During the last 12 months, employment in the Washington Metropolitan Division increased by 40,300 jobs. The private sector added 38,300 jobs, while the public sector gained 2,000 jobs. Professional and business services reported the greatest year-over-year growth, up 19,700 jobs. Five other private sector industries, along with the local government, posted year-over-year job gains: educational and health services up 8,400 jobs; mining, logging and construction up 2,700 jobs; trade, transportation and utilities up 2,900 jobs; other services up 2,900 jobs; and leisure and hospitality gained 4,300 jobs. Manufacturing recorded the greatest year-over-year downturn, down 1,500 jobs. Two other private sector industries, along with federal and state government, posted year-over job losses: financial activities down 200 jobs and information down 900 jobs. Government overall gained 2,000 jobs over the year.
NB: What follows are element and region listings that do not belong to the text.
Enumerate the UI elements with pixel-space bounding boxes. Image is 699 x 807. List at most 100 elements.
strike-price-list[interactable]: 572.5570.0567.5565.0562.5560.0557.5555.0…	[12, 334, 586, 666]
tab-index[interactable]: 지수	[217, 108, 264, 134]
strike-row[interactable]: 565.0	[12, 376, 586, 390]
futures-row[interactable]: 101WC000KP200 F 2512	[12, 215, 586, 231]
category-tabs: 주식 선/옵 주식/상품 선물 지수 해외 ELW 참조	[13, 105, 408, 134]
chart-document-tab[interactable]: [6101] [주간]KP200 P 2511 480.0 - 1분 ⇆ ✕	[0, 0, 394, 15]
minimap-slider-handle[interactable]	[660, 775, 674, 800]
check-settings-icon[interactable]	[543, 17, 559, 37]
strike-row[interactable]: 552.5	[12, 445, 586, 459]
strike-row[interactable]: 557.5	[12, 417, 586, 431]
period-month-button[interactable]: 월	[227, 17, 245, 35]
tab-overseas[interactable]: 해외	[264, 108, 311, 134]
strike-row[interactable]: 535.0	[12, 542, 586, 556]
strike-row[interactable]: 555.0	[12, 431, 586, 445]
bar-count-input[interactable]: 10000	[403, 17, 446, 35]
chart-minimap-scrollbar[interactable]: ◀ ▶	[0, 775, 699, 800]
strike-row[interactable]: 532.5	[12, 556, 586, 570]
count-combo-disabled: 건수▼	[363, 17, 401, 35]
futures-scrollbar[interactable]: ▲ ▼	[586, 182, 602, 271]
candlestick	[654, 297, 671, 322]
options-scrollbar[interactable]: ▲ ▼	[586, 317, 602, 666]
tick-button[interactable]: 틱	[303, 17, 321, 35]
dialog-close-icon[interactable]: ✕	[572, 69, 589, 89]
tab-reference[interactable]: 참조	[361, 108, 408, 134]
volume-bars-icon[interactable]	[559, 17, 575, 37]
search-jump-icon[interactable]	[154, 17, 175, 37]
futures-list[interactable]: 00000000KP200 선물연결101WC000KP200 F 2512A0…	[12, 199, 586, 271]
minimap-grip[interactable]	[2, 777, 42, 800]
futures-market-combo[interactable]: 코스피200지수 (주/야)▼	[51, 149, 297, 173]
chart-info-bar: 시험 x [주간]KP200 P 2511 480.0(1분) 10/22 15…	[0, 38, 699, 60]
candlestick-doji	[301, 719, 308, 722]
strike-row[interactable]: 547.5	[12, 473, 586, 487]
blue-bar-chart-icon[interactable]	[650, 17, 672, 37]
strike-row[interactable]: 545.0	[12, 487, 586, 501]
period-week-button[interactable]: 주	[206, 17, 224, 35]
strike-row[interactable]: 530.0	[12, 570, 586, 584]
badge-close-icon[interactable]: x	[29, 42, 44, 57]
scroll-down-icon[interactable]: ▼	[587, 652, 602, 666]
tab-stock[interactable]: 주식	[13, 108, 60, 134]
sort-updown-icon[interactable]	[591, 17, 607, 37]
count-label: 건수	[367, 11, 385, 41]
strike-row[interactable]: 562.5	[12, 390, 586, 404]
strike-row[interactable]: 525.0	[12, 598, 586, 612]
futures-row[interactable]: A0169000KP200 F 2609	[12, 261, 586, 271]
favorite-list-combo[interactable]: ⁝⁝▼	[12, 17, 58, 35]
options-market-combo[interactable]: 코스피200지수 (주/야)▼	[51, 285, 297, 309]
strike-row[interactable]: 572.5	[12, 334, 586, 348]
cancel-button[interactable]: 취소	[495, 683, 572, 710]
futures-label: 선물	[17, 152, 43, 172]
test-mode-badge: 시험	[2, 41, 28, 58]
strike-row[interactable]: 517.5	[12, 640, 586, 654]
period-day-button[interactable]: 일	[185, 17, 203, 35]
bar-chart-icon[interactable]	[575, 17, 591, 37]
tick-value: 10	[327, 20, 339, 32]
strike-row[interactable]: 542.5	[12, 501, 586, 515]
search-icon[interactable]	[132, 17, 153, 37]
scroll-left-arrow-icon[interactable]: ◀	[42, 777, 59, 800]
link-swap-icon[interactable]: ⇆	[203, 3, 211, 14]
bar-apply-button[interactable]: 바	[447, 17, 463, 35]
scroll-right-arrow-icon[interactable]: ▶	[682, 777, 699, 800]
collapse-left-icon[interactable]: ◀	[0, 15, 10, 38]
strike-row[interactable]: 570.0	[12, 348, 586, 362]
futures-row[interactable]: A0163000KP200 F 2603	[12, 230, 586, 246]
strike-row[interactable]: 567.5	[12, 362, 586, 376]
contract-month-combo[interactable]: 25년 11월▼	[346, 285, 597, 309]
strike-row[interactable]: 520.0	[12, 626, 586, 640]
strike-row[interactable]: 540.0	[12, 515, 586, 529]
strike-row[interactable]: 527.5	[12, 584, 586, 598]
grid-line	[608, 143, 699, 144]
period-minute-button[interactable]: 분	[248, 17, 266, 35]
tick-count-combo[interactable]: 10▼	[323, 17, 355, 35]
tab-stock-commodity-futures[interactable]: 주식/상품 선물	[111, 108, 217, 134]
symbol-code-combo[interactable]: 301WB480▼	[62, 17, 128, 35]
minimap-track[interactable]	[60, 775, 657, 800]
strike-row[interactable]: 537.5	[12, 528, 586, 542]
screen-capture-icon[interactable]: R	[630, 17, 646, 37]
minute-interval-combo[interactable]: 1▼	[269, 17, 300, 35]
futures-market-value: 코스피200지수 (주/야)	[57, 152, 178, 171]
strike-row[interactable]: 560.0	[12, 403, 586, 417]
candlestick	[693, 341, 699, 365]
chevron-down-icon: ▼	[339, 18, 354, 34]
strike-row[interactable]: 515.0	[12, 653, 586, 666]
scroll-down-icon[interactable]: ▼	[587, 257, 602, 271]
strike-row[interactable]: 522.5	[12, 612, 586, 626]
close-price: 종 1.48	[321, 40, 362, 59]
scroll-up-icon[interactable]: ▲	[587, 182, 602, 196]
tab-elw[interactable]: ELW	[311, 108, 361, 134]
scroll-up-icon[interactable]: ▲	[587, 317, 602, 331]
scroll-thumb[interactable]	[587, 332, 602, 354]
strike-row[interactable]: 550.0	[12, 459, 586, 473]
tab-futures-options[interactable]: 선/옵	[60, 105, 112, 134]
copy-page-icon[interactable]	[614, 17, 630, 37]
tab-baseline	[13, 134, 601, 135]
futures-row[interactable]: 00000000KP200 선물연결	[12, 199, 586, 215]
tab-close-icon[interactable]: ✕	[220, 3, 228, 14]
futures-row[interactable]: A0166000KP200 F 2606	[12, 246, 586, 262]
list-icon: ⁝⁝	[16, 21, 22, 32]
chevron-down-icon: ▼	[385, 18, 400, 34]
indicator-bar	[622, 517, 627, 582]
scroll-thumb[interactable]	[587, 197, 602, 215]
Local government gained 2,600 jobs, while state government decreased by 500 jobs, and the federal government decreased by 100 jobs.
 
Washington Metropolitan Statistical Area Explanations
 
Estimated Labor Force and Employment for the Washington-Arlington-Alexandria, DC-VA-MD-WV Metropolitan Division includes: The District of Columbia, Virginia Cities of Alexandria, Fairfax, Falls Church, Fredericksburg, Manassas, Manassas Park and the Virginia Counties of Arlington, Clarke, Fairfax, Fauquier, Loudon, Prince William, Spotsylvania, Stafford, Warren, Rappahannock and Culpeper; the Maryland Counties of Calvert, Charles, and Prince Georges; and the West Virginia County of Jefferson.
 
The estimates for the Washington-Arlington-Alexandria, DC-VA-MD-WV Metropolitan Statistical Area will be the summation of the estimates for the Washington-Arlington-Alexandria, DC-VA-MD-WV Metropolitan Division (contained in this release) and the Bethesda-Gaithersburg-Frederick, MD Metropolitan Division (to be released by the Maryland Department of Labor, Licensing and Regulation).
 
Data reflects the 2014 annual benchmark revisions.